News - 19.03.2018

Tunisie : L’institution du waqf au temps des beys et du protectorat français

Entre l’idéal et la réalité: L’institution du waqf au temps des beys et du protectorat français Habib Bourguiba, Premier ministre et président du Conseil, et Lamine Pacha Bey, Possesseur du Royaume de Tunisie (10 avril 1956 - 25 juillet 1957)

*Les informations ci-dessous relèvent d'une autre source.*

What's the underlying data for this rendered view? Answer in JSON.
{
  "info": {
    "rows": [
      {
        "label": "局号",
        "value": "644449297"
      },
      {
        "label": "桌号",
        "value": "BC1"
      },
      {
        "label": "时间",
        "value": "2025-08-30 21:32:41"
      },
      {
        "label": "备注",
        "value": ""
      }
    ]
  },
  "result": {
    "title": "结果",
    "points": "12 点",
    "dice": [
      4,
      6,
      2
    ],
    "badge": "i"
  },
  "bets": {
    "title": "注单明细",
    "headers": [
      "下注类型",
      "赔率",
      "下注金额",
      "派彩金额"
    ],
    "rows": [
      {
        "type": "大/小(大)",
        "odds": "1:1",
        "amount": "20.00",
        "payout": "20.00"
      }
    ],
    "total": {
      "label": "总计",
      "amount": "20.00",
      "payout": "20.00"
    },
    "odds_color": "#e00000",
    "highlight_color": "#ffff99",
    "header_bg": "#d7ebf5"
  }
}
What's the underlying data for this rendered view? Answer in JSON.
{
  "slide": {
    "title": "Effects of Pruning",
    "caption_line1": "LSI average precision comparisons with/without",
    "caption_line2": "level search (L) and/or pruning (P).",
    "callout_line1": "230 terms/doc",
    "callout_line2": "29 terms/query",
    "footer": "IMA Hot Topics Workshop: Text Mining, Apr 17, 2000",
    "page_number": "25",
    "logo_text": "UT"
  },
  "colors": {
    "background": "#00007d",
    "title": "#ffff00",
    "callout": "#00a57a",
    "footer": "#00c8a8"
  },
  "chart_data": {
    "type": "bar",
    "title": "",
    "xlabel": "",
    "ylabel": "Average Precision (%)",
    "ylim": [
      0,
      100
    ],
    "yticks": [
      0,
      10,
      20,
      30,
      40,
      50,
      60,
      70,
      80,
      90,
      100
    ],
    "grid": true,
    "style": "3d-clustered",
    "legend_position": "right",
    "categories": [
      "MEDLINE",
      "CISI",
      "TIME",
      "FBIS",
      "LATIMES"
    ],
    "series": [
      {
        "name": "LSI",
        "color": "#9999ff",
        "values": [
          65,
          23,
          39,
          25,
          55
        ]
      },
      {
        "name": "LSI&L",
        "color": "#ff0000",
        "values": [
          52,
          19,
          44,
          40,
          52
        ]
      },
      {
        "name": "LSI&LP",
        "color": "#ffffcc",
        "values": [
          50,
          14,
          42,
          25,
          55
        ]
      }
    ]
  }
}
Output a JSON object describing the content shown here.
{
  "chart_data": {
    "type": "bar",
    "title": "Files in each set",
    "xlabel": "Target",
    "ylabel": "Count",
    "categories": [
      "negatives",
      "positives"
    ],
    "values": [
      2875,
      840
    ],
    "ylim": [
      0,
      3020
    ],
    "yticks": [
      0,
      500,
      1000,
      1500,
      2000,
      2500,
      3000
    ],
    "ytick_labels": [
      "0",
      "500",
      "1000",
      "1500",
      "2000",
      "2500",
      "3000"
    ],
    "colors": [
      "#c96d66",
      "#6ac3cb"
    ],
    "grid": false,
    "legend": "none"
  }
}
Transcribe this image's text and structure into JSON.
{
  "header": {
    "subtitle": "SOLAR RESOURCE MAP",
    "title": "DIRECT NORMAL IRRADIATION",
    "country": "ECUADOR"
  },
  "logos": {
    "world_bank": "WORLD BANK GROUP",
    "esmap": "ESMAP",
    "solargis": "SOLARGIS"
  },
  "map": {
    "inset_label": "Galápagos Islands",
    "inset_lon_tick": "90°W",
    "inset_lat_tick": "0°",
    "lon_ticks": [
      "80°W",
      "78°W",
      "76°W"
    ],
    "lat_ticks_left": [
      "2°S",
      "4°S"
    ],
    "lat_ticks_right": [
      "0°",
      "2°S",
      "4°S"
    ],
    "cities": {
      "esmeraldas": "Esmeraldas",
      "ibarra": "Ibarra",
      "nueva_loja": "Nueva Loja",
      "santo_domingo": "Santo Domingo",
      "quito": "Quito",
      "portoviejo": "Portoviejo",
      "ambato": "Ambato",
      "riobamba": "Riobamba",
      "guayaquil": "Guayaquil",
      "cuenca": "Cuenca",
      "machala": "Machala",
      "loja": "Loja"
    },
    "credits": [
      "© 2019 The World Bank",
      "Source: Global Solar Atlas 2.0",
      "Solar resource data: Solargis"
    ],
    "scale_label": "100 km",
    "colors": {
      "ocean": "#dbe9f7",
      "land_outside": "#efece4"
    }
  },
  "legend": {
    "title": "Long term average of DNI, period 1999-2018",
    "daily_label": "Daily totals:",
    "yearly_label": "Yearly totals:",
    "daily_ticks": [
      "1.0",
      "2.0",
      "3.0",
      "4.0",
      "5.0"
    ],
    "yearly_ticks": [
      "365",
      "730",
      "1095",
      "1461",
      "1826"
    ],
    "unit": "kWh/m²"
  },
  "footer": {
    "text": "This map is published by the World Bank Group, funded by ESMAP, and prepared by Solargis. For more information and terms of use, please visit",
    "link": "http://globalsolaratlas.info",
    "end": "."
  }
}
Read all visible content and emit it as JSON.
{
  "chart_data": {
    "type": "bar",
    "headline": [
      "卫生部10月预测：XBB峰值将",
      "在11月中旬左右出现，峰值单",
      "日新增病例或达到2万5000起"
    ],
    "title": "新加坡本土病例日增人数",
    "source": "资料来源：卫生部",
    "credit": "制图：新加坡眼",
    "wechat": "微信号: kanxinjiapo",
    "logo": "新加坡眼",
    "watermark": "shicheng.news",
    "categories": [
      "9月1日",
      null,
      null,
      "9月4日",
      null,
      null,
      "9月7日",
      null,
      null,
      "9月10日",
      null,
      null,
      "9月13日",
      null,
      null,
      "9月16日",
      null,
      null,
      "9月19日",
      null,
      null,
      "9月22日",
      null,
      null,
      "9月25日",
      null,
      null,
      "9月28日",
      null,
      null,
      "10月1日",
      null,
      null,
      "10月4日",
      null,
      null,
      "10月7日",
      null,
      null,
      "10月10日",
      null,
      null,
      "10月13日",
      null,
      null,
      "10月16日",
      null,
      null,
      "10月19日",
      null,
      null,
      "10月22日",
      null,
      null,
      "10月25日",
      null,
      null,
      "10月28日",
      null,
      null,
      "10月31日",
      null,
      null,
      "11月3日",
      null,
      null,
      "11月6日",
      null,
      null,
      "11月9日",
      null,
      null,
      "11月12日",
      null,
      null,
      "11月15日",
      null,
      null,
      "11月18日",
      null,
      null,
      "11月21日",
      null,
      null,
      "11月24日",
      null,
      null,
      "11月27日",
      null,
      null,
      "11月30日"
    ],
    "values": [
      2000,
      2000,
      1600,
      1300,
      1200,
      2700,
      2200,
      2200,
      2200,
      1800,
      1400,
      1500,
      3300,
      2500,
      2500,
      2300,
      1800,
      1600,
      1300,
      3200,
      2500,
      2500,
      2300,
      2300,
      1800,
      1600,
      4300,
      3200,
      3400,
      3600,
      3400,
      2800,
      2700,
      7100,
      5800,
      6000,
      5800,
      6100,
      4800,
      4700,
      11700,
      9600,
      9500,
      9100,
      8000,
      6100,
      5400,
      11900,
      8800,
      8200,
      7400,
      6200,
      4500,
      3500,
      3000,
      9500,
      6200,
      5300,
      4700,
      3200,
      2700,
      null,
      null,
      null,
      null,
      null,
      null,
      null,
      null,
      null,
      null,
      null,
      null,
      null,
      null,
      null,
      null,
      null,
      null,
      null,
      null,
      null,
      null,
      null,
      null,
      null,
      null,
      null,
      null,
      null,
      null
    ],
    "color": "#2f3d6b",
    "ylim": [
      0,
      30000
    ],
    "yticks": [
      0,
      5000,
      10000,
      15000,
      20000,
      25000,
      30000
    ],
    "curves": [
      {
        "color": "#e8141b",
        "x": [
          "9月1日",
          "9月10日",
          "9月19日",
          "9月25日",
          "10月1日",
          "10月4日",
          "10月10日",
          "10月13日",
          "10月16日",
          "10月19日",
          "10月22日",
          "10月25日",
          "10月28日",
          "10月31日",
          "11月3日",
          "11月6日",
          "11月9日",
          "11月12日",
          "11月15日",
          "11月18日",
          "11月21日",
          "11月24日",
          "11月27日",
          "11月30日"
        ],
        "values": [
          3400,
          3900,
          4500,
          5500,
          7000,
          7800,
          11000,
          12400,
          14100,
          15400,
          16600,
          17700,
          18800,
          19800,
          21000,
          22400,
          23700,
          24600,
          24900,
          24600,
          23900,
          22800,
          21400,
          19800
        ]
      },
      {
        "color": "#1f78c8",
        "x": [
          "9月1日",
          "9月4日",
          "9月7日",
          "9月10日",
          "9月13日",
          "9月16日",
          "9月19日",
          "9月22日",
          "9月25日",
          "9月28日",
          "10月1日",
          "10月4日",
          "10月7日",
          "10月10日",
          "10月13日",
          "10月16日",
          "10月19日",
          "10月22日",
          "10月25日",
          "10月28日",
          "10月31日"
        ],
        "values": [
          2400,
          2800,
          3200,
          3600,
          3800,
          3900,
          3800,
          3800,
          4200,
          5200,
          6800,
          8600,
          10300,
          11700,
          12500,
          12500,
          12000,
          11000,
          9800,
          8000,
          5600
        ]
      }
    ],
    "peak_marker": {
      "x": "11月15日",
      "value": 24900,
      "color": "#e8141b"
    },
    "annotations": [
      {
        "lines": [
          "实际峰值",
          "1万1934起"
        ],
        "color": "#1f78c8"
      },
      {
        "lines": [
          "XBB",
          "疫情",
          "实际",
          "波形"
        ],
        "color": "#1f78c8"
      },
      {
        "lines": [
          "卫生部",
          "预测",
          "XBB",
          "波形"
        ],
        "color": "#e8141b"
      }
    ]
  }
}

Antique institution, le waqf ou hubus (habous) est intimement lié à l’islam et au droit musulman. Il a occupé et continue —à l’exception de la Tunisie contemporaine— d’occuper dans la vie économique, sociale, législative et juridique  des pays musulmans une place importante. Si le but initial et constant de la constitution en habous au bénéfice d’une œuvre de charité ou d’intérêt général  de tout ou partie d’un patrimoine privé est d’être agréable à Dieu, l’usage  y a introduit des formes de dévolution  intermédiaire sanctionnée par le droit qui ont permis au constituant lui-même ou à des ayants droit par lui désignés de bénéficier de l’usufruit du bien constitué habous sans porter préjudice au principe même de l’institution qui est d’être une œuvre pieuse. Il y eut ainsi deux formes de habous ou waqf : le waqf ‘âm à dévolution pieuse ou d’intérêt général immédiate (au bénéfice, par exemple, des mosquées des zaouias, de l’université Zitouna, du collège Sadiki, des médersas d’étudiants, des indigents, des fontaines, des hospices et du mâristân, des Lieux saintsde La Mecque et Médine, et même des casernes) ; et le waqf khâs avec dévolution intermédiaire.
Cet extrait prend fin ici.